Die monetären Transferströme zwischen diesen Gruppen sind Teil des Generationenvertrags. Es gibt Vorauszahlungen, für die nicht immer eine gleichzeitige Gegenleistung stattfindet.
Zur Person
Pia Jaeger leitet die Arbeitsstelle Kinder- und Jugendpolitik am Deutschen Jugendinstitut. Zu den Arbeitsschwerpunkten der Politikwissenschaftlerin gehören Gerechtigkeitsfragen im Sozialstaat und Interdisziplinarität in der Sozialpolitikforschung.
„Für sie ist der Krisenzustand alltäglich“
tagesschau.de: Was hat sich jetzt verändert?
Jaeger: Während zur Zeit der Babyboomer der Arbeitsmarkt noch sehr gut war, die Wirtschaft gewachsen ist und die ganzen äußeren Umstände, die es dazu braucht, positiver waren, ist dies für die junge Generation aktuell nicht mehr so. Für sie ist der Krisenzustand alltäglich geworden.
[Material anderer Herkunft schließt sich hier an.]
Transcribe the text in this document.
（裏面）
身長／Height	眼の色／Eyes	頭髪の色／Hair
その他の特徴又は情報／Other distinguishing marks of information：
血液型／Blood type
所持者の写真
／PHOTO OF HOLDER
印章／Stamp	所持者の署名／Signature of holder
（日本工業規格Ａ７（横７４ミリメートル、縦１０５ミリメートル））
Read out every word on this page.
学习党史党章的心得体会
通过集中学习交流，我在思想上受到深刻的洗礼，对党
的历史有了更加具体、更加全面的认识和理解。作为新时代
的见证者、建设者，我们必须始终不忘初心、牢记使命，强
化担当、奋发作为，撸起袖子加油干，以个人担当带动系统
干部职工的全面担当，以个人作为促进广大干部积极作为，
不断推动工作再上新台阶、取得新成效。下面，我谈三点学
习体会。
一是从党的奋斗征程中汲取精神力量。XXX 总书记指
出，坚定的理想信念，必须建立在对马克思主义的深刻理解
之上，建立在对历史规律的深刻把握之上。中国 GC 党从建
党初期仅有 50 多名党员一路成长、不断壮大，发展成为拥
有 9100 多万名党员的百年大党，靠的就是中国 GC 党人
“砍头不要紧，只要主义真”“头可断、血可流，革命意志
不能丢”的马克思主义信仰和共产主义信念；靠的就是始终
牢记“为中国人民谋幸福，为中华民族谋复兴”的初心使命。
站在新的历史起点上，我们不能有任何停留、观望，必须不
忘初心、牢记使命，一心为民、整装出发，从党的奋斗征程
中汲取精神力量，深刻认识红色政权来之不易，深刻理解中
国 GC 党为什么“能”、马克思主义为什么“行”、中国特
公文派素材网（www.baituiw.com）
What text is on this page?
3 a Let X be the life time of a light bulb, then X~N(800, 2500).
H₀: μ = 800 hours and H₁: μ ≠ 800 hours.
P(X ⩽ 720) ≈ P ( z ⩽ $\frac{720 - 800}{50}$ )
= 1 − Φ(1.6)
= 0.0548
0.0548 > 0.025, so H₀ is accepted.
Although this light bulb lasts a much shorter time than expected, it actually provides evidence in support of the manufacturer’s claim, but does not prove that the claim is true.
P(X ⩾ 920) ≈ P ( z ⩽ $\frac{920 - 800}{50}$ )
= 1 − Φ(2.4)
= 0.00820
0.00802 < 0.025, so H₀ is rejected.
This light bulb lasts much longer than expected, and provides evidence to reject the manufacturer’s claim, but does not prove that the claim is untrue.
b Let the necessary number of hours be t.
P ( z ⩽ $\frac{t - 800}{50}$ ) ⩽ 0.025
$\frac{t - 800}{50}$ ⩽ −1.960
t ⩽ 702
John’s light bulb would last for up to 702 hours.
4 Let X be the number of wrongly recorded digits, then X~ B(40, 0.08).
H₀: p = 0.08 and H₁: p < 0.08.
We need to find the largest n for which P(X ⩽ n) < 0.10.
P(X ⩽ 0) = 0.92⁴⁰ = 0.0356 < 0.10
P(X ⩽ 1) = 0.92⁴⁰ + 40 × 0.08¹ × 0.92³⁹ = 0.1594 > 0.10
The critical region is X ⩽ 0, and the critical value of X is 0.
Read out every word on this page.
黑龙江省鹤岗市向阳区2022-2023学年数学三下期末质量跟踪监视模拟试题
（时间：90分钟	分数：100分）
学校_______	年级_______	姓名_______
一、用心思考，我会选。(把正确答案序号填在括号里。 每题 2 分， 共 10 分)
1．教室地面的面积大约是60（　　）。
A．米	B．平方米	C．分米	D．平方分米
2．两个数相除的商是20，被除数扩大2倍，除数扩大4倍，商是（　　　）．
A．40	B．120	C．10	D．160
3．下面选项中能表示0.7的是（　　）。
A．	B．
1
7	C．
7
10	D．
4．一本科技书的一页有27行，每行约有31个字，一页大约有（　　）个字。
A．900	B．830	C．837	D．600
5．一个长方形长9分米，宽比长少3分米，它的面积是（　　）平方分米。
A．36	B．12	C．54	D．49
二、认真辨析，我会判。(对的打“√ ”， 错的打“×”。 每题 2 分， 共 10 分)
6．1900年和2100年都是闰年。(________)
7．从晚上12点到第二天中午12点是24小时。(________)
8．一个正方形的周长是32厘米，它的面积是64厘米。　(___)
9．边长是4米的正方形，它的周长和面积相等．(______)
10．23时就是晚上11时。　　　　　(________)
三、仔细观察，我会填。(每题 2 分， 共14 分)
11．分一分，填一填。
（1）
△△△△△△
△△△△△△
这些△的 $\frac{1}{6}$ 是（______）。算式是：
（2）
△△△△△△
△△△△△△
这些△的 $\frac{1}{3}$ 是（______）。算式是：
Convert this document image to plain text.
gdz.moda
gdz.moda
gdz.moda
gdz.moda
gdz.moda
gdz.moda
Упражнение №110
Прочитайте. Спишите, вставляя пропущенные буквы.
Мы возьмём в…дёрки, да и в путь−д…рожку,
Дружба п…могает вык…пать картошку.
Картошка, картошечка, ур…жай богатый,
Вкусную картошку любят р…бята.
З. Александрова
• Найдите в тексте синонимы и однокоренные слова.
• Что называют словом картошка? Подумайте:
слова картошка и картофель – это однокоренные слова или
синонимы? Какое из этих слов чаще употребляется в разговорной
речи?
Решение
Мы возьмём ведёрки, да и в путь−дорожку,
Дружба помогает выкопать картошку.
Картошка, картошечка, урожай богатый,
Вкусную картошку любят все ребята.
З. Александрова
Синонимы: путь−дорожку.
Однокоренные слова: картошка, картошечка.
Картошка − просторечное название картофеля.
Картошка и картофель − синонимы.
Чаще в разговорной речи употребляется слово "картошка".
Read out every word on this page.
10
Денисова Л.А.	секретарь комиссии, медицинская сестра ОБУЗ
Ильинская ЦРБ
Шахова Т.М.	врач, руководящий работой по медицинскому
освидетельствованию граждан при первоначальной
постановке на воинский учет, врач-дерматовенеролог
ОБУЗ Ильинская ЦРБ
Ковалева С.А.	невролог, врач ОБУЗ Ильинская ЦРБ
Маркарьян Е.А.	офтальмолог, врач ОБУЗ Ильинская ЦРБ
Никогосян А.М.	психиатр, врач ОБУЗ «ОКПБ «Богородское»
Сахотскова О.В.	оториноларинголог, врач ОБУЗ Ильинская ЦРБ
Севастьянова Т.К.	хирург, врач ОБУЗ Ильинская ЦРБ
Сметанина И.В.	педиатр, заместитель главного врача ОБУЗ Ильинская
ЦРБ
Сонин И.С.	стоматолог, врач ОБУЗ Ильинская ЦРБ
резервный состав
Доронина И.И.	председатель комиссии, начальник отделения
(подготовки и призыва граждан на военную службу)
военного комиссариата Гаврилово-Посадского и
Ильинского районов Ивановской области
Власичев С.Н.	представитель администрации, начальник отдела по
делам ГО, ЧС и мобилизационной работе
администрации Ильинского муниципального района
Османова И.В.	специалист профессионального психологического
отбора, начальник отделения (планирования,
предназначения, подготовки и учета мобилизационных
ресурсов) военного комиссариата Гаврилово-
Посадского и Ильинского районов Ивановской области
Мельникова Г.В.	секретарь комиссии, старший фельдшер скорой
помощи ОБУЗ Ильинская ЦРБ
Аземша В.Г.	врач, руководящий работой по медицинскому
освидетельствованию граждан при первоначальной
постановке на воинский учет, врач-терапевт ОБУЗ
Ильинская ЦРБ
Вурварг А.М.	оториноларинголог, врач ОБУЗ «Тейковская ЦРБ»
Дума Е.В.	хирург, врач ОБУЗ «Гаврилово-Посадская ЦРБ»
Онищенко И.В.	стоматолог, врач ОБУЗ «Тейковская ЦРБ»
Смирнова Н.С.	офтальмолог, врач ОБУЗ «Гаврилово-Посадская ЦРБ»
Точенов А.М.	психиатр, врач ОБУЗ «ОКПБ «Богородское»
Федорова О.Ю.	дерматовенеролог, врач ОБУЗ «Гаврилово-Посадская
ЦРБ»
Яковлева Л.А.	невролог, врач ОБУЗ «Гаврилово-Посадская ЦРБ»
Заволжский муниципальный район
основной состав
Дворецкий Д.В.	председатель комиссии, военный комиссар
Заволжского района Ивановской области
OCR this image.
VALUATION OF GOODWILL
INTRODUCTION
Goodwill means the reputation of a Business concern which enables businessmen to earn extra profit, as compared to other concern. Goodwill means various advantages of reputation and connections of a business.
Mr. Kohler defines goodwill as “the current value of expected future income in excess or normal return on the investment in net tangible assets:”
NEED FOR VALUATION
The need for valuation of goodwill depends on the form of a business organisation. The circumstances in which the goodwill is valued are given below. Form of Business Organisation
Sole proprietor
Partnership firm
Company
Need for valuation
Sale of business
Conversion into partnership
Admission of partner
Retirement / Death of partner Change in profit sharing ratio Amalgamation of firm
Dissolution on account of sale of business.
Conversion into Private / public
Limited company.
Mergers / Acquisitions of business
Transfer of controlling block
Wir hatten die Corona-Pandemie, wir haben den Ukraine-Krieg und andere geopolitische Konflikte. Das Wirtschaftswachstum wird dadurch beeinträchtigt. All diese Dinge beeinflussen, wie viele finanzielle Mittel dem Sozialstaat zur Verfügung stehen. Es entwickelt sich ein Spannungsfeld zwischen den steigenden Kosten für Sozialversicherungsausgaben und den weniger werdenden Erwerbstätigen, die den Sozialstaat finanzieren sollen.
Die ältere Generation, die gerade von den Transferströmen lebt, ist der größere Nutznießer von sozialpolitischen Maßnahmen. Es entsteht ein Ungleichgewicht – und daraus ein Gefühl der Ungerechtigkeit.
„Einfach systematisch von der Politik ignoriert“
tagesschau.de: Was droht einer Gesellschaft, wenn ein solches Ungleichgewicht entsteht?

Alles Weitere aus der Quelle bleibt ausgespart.